La Maison de la Culture Juive organise également de nombreux événements dans un espace convivial de conversation, de création, de renouveau et de transmission de la mémoire culturelle juive. Cela, dans le cadre de conférences, études, expos, concerts et ateliers. Mais aussi des cours de langues yiddish et judéo-espagnol. Sans oublier sa célèbre fête des musiques juives chaque année. Vous pouvez également vous inscrire à leurs visites thématiques dans les quartiers de Bruxelles. La ville compte deux écoles juives, Maimonide (créée en 1946) et Ganénou (1961).
Signe de la diversité de la communauté juive bruxelloise, de nouvelles synagogues furent inaugurées après-guerre en différents quartiers. Parmi celles-ci les synagogues du quartier populaire de Schaerbeek. De nombreux juifs y vécurent depuis l’entre-deux-guerres, priant dans de petits oratoires. La synagogue séfarade Simon et Lina Haim fut inaugurée en 1970, au 47 rue des Pavillons, accueillant des populations originaires d’Afrique du Nord et des anciennes communautés de Rhodes. Une synagogue orthodoxe fut inaugurée en 1979, située au 126-128 rue Rogier. Malheureusement, ces deux synagogues furent mises en vente en 2016. Les juifs anglophones, pour la plupart liés aux institutions européennes, forment un cinquième de la communauté juive de Belgique. Avec les juifs libéraux francophones, ils assistent aux services de shabbat. La synagogue Beth Hillel est très fréquentée pendant les fêtes juives.
La bonne intégration bruxelloise des juifs, mais aussi les attaques antisémites motivèrent des départs vers des quartiers plus surs, comme au sud de la ville à Uccle, privilégiant la sécurité au nombre de mètres carrés.

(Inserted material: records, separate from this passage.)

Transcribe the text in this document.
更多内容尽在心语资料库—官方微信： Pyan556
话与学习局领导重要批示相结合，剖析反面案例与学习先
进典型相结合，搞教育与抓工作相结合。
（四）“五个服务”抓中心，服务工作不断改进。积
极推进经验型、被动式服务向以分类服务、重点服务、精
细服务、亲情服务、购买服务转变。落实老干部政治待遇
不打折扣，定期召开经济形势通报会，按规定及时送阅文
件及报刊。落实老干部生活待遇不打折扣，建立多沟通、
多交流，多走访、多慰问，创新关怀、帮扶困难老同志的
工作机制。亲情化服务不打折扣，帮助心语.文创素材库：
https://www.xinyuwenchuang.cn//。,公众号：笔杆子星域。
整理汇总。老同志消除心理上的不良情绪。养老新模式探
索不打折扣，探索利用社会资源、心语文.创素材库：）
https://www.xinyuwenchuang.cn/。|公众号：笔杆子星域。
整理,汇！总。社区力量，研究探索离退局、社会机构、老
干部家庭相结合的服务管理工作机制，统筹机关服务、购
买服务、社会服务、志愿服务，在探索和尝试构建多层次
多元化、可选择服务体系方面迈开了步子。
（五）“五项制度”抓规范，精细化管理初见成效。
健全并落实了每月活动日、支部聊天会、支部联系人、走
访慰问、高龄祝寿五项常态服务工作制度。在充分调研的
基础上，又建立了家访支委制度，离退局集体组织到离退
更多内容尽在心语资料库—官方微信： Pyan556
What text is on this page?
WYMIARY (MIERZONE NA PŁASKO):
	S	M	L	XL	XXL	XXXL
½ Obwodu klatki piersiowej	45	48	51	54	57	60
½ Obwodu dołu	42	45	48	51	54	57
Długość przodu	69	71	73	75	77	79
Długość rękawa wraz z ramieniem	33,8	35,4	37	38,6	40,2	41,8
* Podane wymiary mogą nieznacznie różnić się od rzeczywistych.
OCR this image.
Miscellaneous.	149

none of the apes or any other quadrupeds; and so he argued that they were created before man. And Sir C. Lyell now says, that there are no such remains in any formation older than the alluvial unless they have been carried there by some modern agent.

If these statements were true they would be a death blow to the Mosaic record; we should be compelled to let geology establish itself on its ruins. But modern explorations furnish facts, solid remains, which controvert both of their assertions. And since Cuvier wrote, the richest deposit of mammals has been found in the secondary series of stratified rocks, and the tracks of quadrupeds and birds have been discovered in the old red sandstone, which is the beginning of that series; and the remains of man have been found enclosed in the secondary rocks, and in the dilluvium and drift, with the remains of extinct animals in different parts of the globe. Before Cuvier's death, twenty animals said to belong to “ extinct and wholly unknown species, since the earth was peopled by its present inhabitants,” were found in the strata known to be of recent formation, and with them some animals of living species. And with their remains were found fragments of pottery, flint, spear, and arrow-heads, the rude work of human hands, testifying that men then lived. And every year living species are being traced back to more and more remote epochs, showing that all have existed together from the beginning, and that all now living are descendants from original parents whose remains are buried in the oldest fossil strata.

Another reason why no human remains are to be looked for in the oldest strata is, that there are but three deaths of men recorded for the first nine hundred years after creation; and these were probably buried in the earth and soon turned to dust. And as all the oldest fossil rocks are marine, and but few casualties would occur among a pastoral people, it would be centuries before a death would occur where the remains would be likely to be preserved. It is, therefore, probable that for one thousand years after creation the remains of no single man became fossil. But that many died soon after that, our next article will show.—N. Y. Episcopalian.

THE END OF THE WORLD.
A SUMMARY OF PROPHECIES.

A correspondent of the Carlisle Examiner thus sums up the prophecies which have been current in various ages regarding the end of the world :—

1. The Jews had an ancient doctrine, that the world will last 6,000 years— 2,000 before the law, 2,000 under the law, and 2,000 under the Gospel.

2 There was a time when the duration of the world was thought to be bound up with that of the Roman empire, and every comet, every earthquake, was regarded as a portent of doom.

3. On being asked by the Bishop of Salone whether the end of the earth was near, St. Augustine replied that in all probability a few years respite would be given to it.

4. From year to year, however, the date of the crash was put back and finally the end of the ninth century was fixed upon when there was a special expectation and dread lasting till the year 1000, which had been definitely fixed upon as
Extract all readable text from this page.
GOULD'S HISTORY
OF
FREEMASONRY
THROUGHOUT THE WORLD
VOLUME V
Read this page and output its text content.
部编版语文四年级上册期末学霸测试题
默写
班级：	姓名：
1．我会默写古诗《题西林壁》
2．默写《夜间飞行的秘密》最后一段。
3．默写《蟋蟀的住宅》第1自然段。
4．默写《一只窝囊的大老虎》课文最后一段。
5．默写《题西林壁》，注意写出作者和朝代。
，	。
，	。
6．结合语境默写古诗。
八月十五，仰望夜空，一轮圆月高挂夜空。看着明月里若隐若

Ainsi, la synagogue séfarade Etz-Hayim fut fondée en 1992. Égyptiens, Marocains, Syriens et Irakiens se réunissent dans ce lieu convivial. C’est dans la commune d’Uccle que se situe le cimetière de Dieweg , qui accueille un cimetière juif.
Sous la direction de Michel Dratwa, grand érudit du monde juif, le Musée juif de Belgique réunit une collection importante de documents anciens et modernes illustrant la vie juive. Le musée fut ouvert en 1990, avenue de Stalingrad. C’est déjà en 1932 qu’une première tentative non fructueuse dans ce sens fut effectuée par Daniel Van Damme, conservateur du musée d’Erasme à Anderlecht. En 1938, la Galerie de la Reine présenta la première exposition consacrée aux Juifs de Belgique, organisée par Dode Trocki.
Le projet fut relancé en 1979, lorsqu’une proposition est faite à Jean Bloch, président du Consistoire, d’organiser une exposition sur l’art et l’histoire du judaïsme belge, dans le cadre des 150 ans de l’indépendance du pays. Des démarches furent ainsi entreprises pour pérenniser ce projet et trouver un lieu qui présenterait au grand public cette histoire. Des locaux temporaires furent trouvés au 74 avenue de Stalingrad, où la première expo fut inaugurée le 25 octobre 1990.
Le musée déménagea en 2005 rue des Minimes, dans un lieu plus favorable à l’accueil du public. Un mécénat permit d’acquérir de nombreux objets, notamment par le Fonds Jacob Salik. Le musée possède diverses archives et une bibliothèque, ayant intégré les fonds des familles Kahlenberg, Misrahi, Souweine, Lévy, Cuckier, Schneebalg-Perelman, Galler-Kozlowitz, Broder, Jospa, Albert, Schnek, Bernheim et Lounsky-Katz. Philippe Blondin est le président du musée juif de Belgique depuis 2007.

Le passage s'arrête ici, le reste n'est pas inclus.